Anacleto Boranga, divulgatore e guida naturalistica ed ambientale, co- autore di un bel libro del 2007 “Alberi monumentali della Provincia di Belluno”, mi racconta che il ciliegio rappresentava un bene prezioso per il contadino che si cibava dei suoi frutti primaverili, i primi dopo il lungo inverno.

Mi racconta di un altro albero in grado di emozionarci perché ci immaginiamo Dino Buzzati seduto sotto le sue fronde intento a contemplare la Schiara, la sua montagna, e a creare raffigurazioni fra «le nubi bianche spinte dal vento attraverso il cielo, meravigliose, una diversa dall’altra, migliaia e migliaia.» Lo pensiamo assorto in cerca dell’ispirazione per le sue creazioni, perché gli alberi sono in grado di emettere vibrazioni che aiutano ad aprire la mente dell’uomo alla creatività e alla fantasia. L’albero caro a Buzzati è un tiglio dell’età presunta di 300 anni che un fulmine non ha risparmiato. Schiantato al suolo, i suoi rami spogli si stagliano piegati come in muta preghiera.

Anacleto mi accompagna con le sue parole alla scoperta di altre ricchezze arboree, presenti in buon numero nel Comune di Limana. A Valmorel nelle vicinanze di malga Montegal c’è un tiglio in fase senescente popolato sempre più da parassiti, quasi a ricordare che la morte può generare la vita. A Canal di Limana c’è un altro faggio, non tanto importante per la sua vetustà, ma per lo splendore del suo portamento. In realtà si tratta di un ceppo di 5/6 polloni cresciuti liberamente su un prato ora adibito a pascolo.

A poca distanza dall’azienda agricola La Schirata, a Valmorel, ci si inoltra in un bosco ombroso e alcuni faggi imponenti giocano con la luce del sole. Uno di questi faggi, il più imponente, ha la forma di candelabro, con i rami che si protendono verso l’alto come per un inno al cielo. Potrebbero trattarsi di alberi-ombra, piantati gli uni vicini agli altri perché la loro ombra creasse la frescura indispensabile al “casel del lat”, una piccola costruzione dove veniva conservato il latte.
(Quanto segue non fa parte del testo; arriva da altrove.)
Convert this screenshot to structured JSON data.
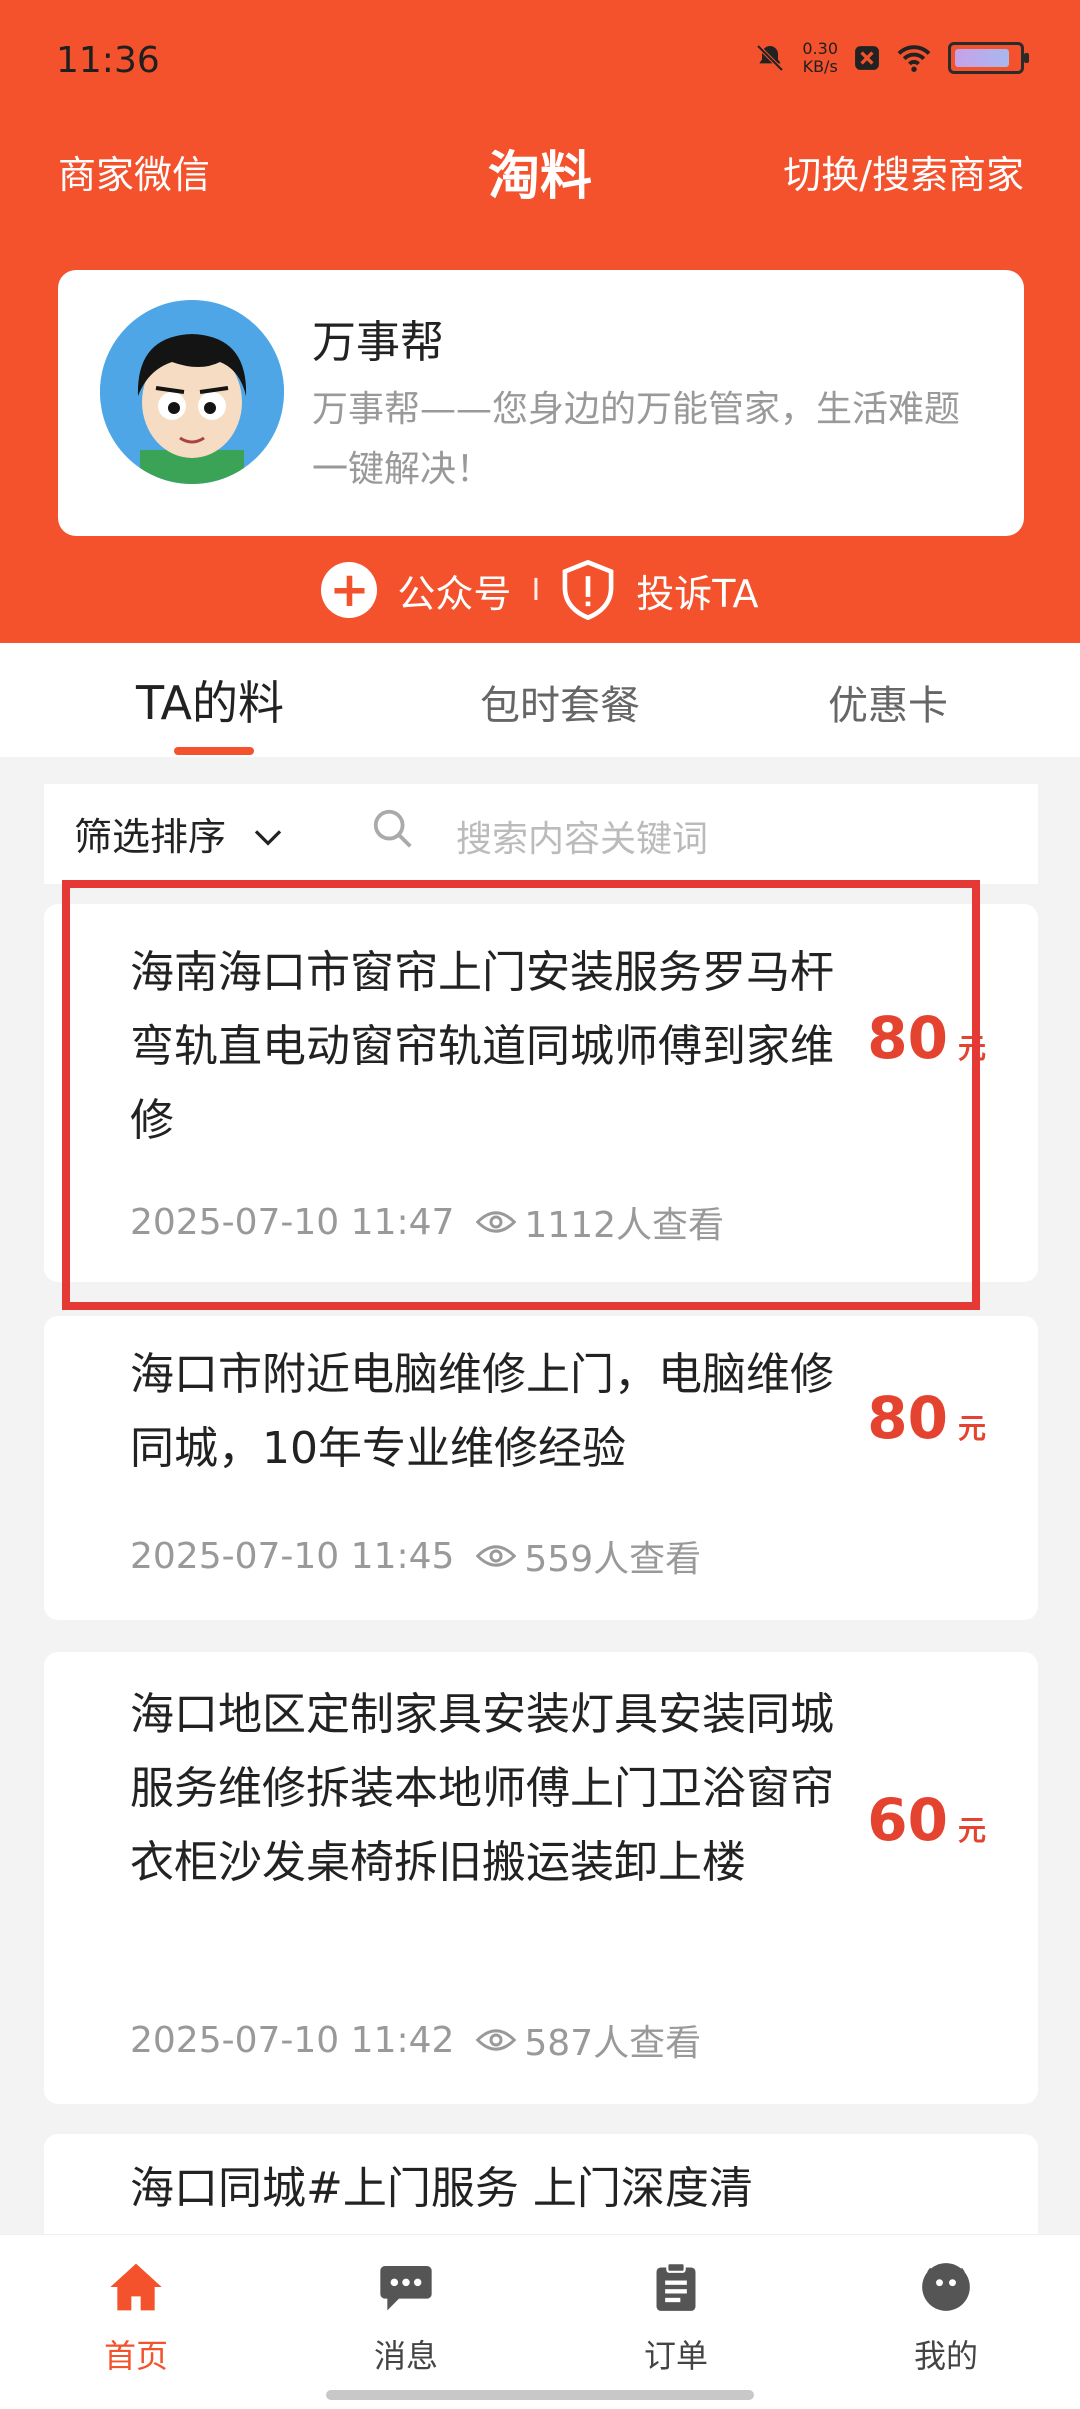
{
  "status_bar": {
    "time": "11:36",
    "net_speed": "0.30",
    "net_unit": "KB/s"
  },
  "nav": {
    "left": "商家微信",
    "title": "淘料",
    "right": "切换/搜索商家"
  },
  "profile": {
    "name": "万事帮",
    "desc": "万事帮——您身边的万能管家，生活难题一键解决！"
  },
  "actions": {
    "follow": "公众号",
    "separator": "I",
    "report": "投诉TA"
  },
  "tabs": [
    {
      "label": "TA的料"
    },
    {
      "label": "包时套餐"
    },
    {
      "label": "优惠卡"
    }
  ],
  "filter": {
    "label": "筛选排序",
    "search_placeholder": "搜索内容关键词"
  },
  "listings": [
    {
      "title": "海南海口市窗帘上门安装服务罗马杆弯轨直电动窗帘轨道同城师傅到家维修",
      "price": "80",
      "unit": "元",
      "time": "2025-07-10 11:47",
      "views": "1112人查看"
    },
    {
      "title": "海口市附近电脑维修上门，电脑维修同城，10年专业维修经验",
      "price": "80",
      "unit": "元",
      "time": "2025-07-10 11:45",
      "views": "559人查看"
    },
    {
      "title": "海口地区定制家具安装灯具安装同城服务维修拆装本地师傅上门卫浴窗帘衣柜沙发桌椅拆旧搬运装卸上楼",
      "price": "60",
      "unit": "元",
      "time": "2025-07-10 11:42",
      "views": "587人查看"
    },
    {
      "title": "海口同城#上门服务 上门深度清"
    }
  ],
  "bottom_nav": [
    {
      "label": "首页",
      "icon": "home-icon"
    },
    {
      "label": "消息",
      "icon": "message-icon"
    },
    {
      "label": "订单",
      "icon": "order-icon"
    },
    {
      "label": "我的",
      "icon": "profile-icon"
    }
  ],
  "colors": {
    "brand": "#f4522d",
    "price": "#e4432f"
  }
}
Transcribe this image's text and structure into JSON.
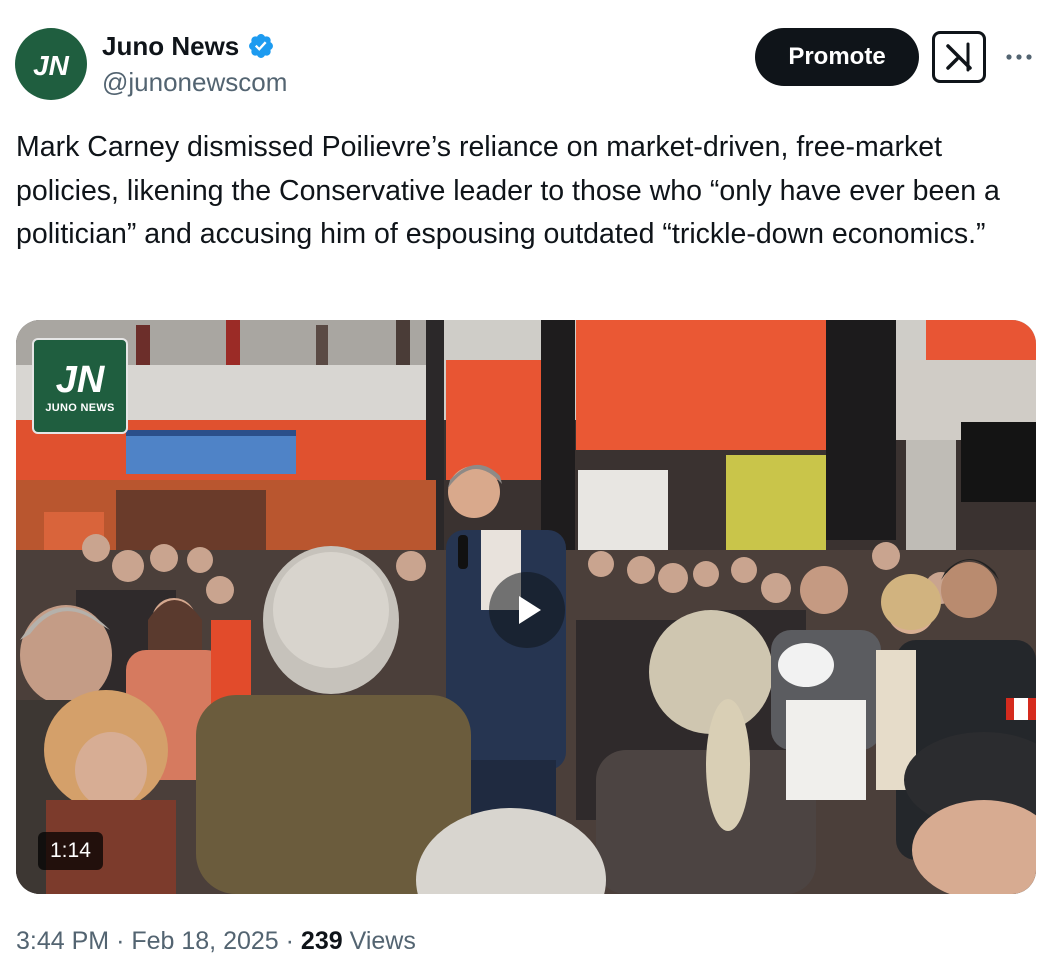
{
  "author": {
    "display_name": "Juno News",
    "handle": "@junonewscom",
    "avatar_icon": "juno-news-logo-icon",
    "verified_icon": "verified-badge-icon",
    "avatar_color": "#1f5e3f",
    "verified_color": "#1d9bf0"
  },
  "actions": {
    "promote_label": "Promote",
    "grok_icon": "grok-icon",
    "more_icon": "more-options-icon"
  },
  "tweet": {
    "text": "Mark Carney dismissed Poilievre’s reliance on market-driven, free-market policies, likening the Conservative leader to those who “only have ever been a politician” and accusing him of espousing outdated “trickle-down economics.”"
  },
  "media": {
    "watermark_text": "JUNO NEWS",
    "duration": "1:14",
    "play_icon": "play-icon"
  },
  "meta": {
    "time": "3:44 PM",
    "separator": "·",
    "date": "Feb 18, 2025",
    "views_count": "239",
    "views_label": "Views"
  }
}
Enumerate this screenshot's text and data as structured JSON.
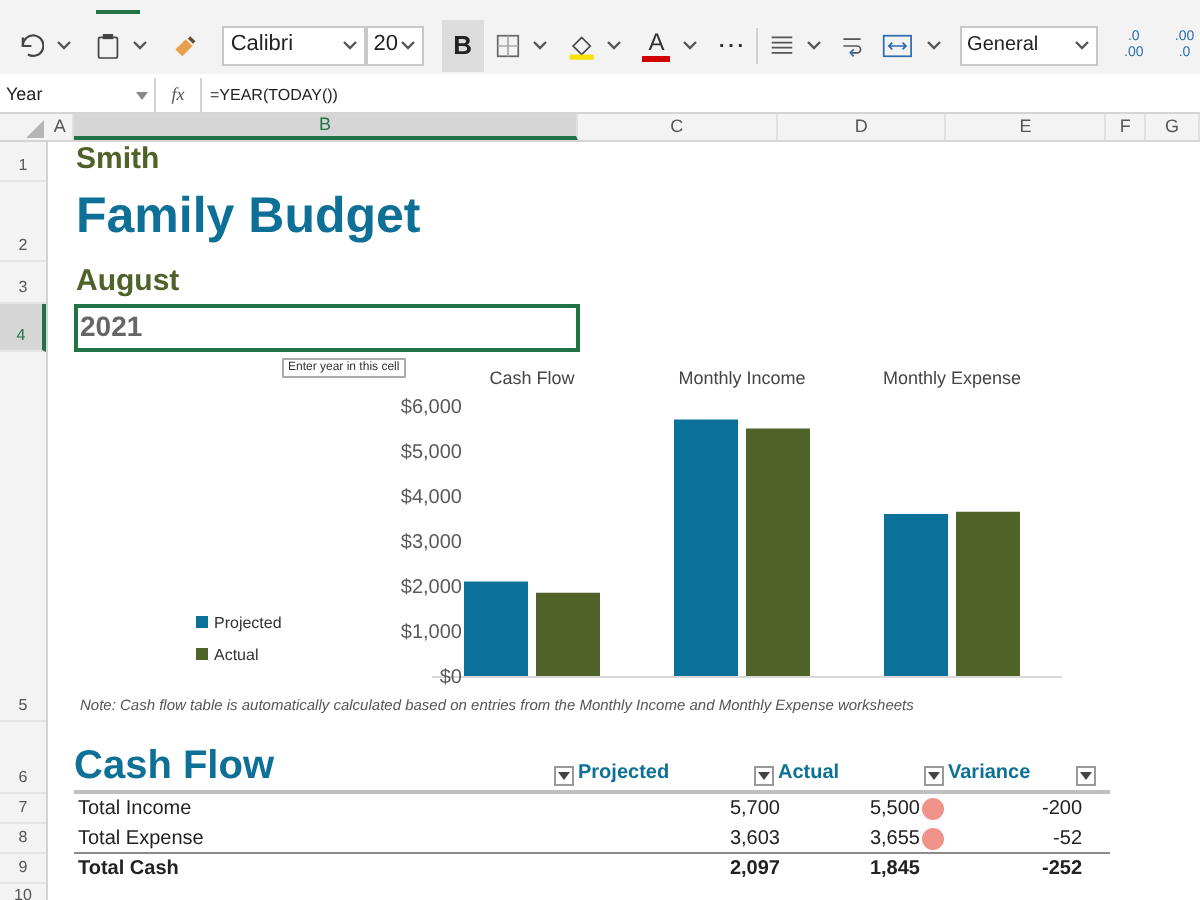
{
  "ribbon": {
    "font_name": "Calibri",
    "font_size": "20",
    "bold": {
      "label": "B",
      "pressed": true
    },
    "font_color_label": "A",
    "more": "⋯",
    "number_format": "General",
    "increase_decimal": [
      ".0",
      ".00"
    ],
    "decrease_decimal": [
      ".00",
      ".0"
    ]
  },
  "formula_bar": {
    "name_box": "Year",
    "fx": "fx",
    "formula": "=YEAR(TODAY())"
  },
  "columns": [
    {
      "label": "A",
      "selected": false
    },
    {
      "label": "B",
      "selected": true
    },
    {
      "label": "C",
      "selected": false
    },
    {
      "label": "D",
      "selected": false
    },
    {
      "label": "E",
      "selected": false
    },
    {
      "label": "F",
      "selected": false
    },
    {
      "label": "G",
      "selected": false
    }
  ],
  "rows": [
    {
      "label": "1",
      "selected": false
    },
    {
      "label": "2",
      "selected": false
    },
    {
      "label": "3",
      "selected": false
    },
    {
      "label": "4",
      "selected": true
    },
    {
      "label": "5",
      "selected": false
    },
    {
      "label": "6",
      "selected": false
    },
    {
      "label": "7",
      "selected": false
    },
    {
      "label": "8",
      "selected": false
    },
    {
      "label": "9",
      "selected": false
    },
    {
      "label": "10",
      "selected": false
    }
  ],
  "sheet": {
    "name": "Smith",
    "title": "Family Budget",
    "month": "August",
    "year": "2021",
    "tooltip": "Enter year in this cell",
    "chart": {
      "chart_data": {
        "type": "bar",
        "categories": [
          "Cash Flow",
          "Monthly Income",
          "Monthly Expense"
        ],
        "series": [
          {
            "name": "Projected",
            "color": "#0a719a",
            "values": [
              2100,
              5700,
              3600
            ]
          },
          {
            "name": "Actual",
            "color": "#4f6228",
            "values": [
              1850,
              5500,
              3650
            ]
          }
        ],
        "ylim": [
          0,
          6000
        ],
        "legend": true,
        "yticks": [
          {
            "value": 0,
            "label": "$0"
          },
          {
            "value": 1000,
            "label": "$1,000"
          },
          {
            "value": 2000,
            "label": "$2,000"
          },
          {
            "value": 3000,
            "label": "$3,000"
          },
          {
            "value": 4000,
            "label": "$4,000"
          },
          {
            "value": 5000,
            "label": "$5,000"
          },
          {
            "value": 6000,
            "label": "$6,000"
          }
        ]
      }
    },
    "note": "Note: Cash flow table is automatically calculated based on entries from the Monthly Income and Monthly Expense worksheets",
    "cash_flow": {
      "title": "Cash Flow",
      "columns": [
        "Projected",
        "Actual",
        "Variance"
      ],
      "rows": [
        {
          "kind": "item",
          "label": "Total Income",
          "projected": "5,700",
          "actual": "5,500",
          "variance": "-200",
          "flag": true
        },
        {
          "kind": "item",
          "label": "Total Expense",
          "projected": "3,603",
          "actual": "3,655",
          "variance": "-52",
          "flag": true
        },
        {
          "kind": "total",
          "label": "Total Cash",
          "projected": "2,097",
          "actual": "1,845",
          "variance": "-252",
          "flag": false
        }
      ]
    }
  }
}
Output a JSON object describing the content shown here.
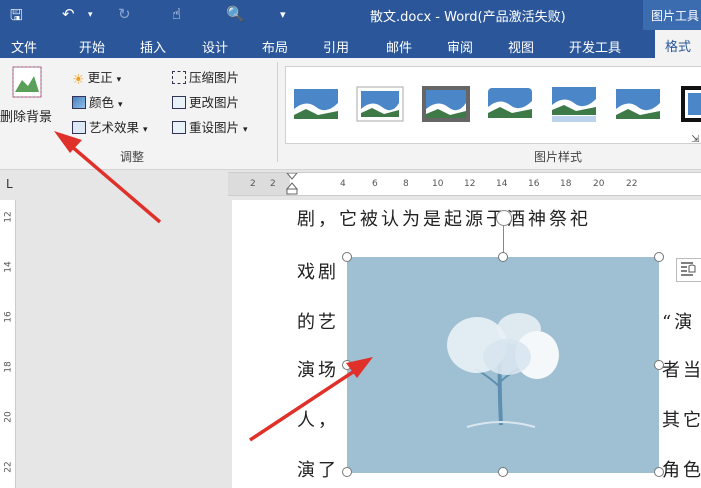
{
  "titlebar": {
    "document_title": "散文.docx - Word(产品激活失败)",
    "tools_title": "图片工具"
  },
  "tabs": [
    "文件",
    "开始",
    "插入",
    "设计",
    "布局",
    "引用",
    "邮件",
    "审阅",
    "视图",
    "开发工具"
  ],
  "active_tab": "格式",
  "ribbon": {
    "remove_background": "删除背景",
    "corrections": "更正",
    "color": "颜色",
    "artistic_effects": "艺术效果",
    "compress": "压缩图片",
    "change_picture": "更改图片",
    "reset_picture": "重设图片",
    "adjust_group": "调整",
    "styles_group": "图片样式"
  },
  "ruler": {
    "corner": "L",
    "h_ticks": [
      "2",
      "2",
      "4",
      "6",
      "8",
      "10",
      "12",
      "14",
      "16",
      "18",
      "20",
      "22"
    ],
    "v_ticks": [
      "12",
      "14",
      "16",
      "18",
      "20",
      "22"
    ]
  },
  "document": {
    "lines": [
      "剧，它被认为是起源于酒神祭祀",
      "戏剧",
      "的艺",
      "演场",
      "人，",
      "演了"
    ],
    "right_fragments": [
      "“演",
      "者当",
      "其它",
      "角色"
    ]
  },
  "colors": {
    "title_blue": "#2b579a",
    "ribbon_bg": "#f3f3f3",
    "arrow_red": "#e0302a",
    "picture_bg": "#9fbfd2"
  }
}
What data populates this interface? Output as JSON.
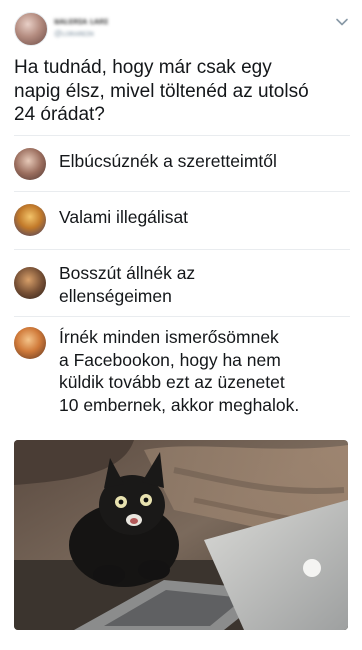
{
  "tweet": {
    "author_name": "ᴚᴀʟᴇʀɪᴀ ʟᴀʀɪ",
    "author_handle": "@ʟᴏʀᴀʀᴇɪɴ",
    "question": "Ha tudnád, hogy már csak egy\nnapig élsz, mivel töltenéd az utolsó\n24 órádat?",
    "options": [
      {
        "text": "Elbúcsúznék a szeretteimtől",
        "avatar_color": "#8a6a60"
      },
      {
        "text": "Valami illegálisat",
        "avatar_color": "#c9782a"
      },
      {
        "text": "Bosszút állnék az\nellenségeimen",
        "avatar_color": "#7a5236"
      },
      {
        "text": "Írnék minden ismerősömnek\na Facebookon, hogy ha nem\nküldik tovább ezt az üzenetet\n10 embernek, akkor meghalok.",
        "avatar_color": "#d07a3a"
      }
    ],
    "image_description_icon": "black-cat-laptop-photo"
  },
  "colors": {
    "text": "#14171a",
    "muted": "#8899a6",
    "separator": "#e9ecef"
  },
  "icons": {
    "caret": "chevron-down-icon"
  }
}
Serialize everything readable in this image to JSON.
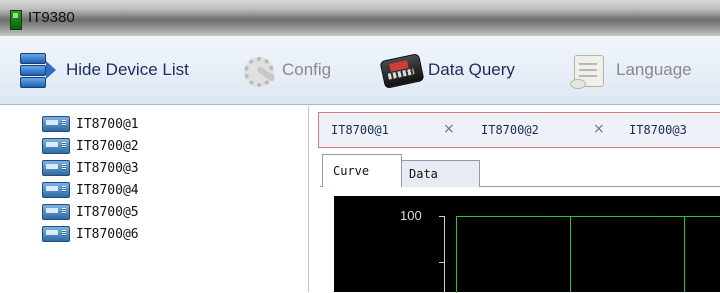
{
  "window": {
    "title": "IT9380"
  },
  "toolbar": {
    "items": [
      {
        "label": "Hide Device List",
        "icon": "device-list-icon",
        "enabled": true
      },
      {
        "label": "Config",
        "icon": "config-icon",
        "enabled": false
      },
      {
        "label": "Data Query",
        "icon": "data-query-icon",
        "enabled": true
      },
      {
        "label": "Language",
        "icon": "language-scroll-icon",
        "enabled": false
      }
    ]
  },
  "device_tree": {
    "items": [
      {
        "label": "IT8700@1",
        "icon": "device-icon"
      },
      {
        "label": "IT8700@2",
        "icon": "device-icon"
      },
      {
        "label": "IT8700@3",
        "icon": "device-icon"
      },
      {
        "label": "IT8700@4",
        "icon": "device-icon"
      },
      {
        "label": "IT8700@5",
        "icon": "device-icon"
      },
      {
        "label": "IT8700@6",
        "icon": "device-icon"
      }
    ]
  },
  "device_tabs": [
    {
      "label": "IT8700@1",
      "close": "×"
    },
    {
      "label": "IT8700@2",
      "close": "×"
    },
    {
      "label": "IT8700@3"
    }
  ],
  "view_tabs": [
    {
      "label": "Curve",
      "active": true
    },
    {
      "label": "Data",
      "active": false
    }
  ],
  "chart": {
    "y_top_tick": "100",
    "grid_color": "#2cc62c",
    "background": "#000000"
  },
  "colors": {
    "tab_highlight_border": "#e07a7a",
    "accent_text": "#1d2d5a"
  }
}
Una specie di frigo naturale quindi!

Capisco quanto sia meraviglioso saper leggere un bosco e comprendere che i grandi alberi, oltre ad essere la massima espressione del mondo vegetale, sono memoria di ciò che è accaduto. Testimoniano fatti tragici, avvenimenti storici, cambiamenti climatici, rammentano persone, danno vita a leggende e a storie fantastiche. Percepisco l’amore che Anacleto prova per questi patriarchi arborei, che rappresentano, fin dai tempi più antichi, la vita, l’equilibrio, la saggezza. Entro nella magia delle sue parole e riesco a capire quanto sia importante avere il cuore e l’intelligenza per custodirli.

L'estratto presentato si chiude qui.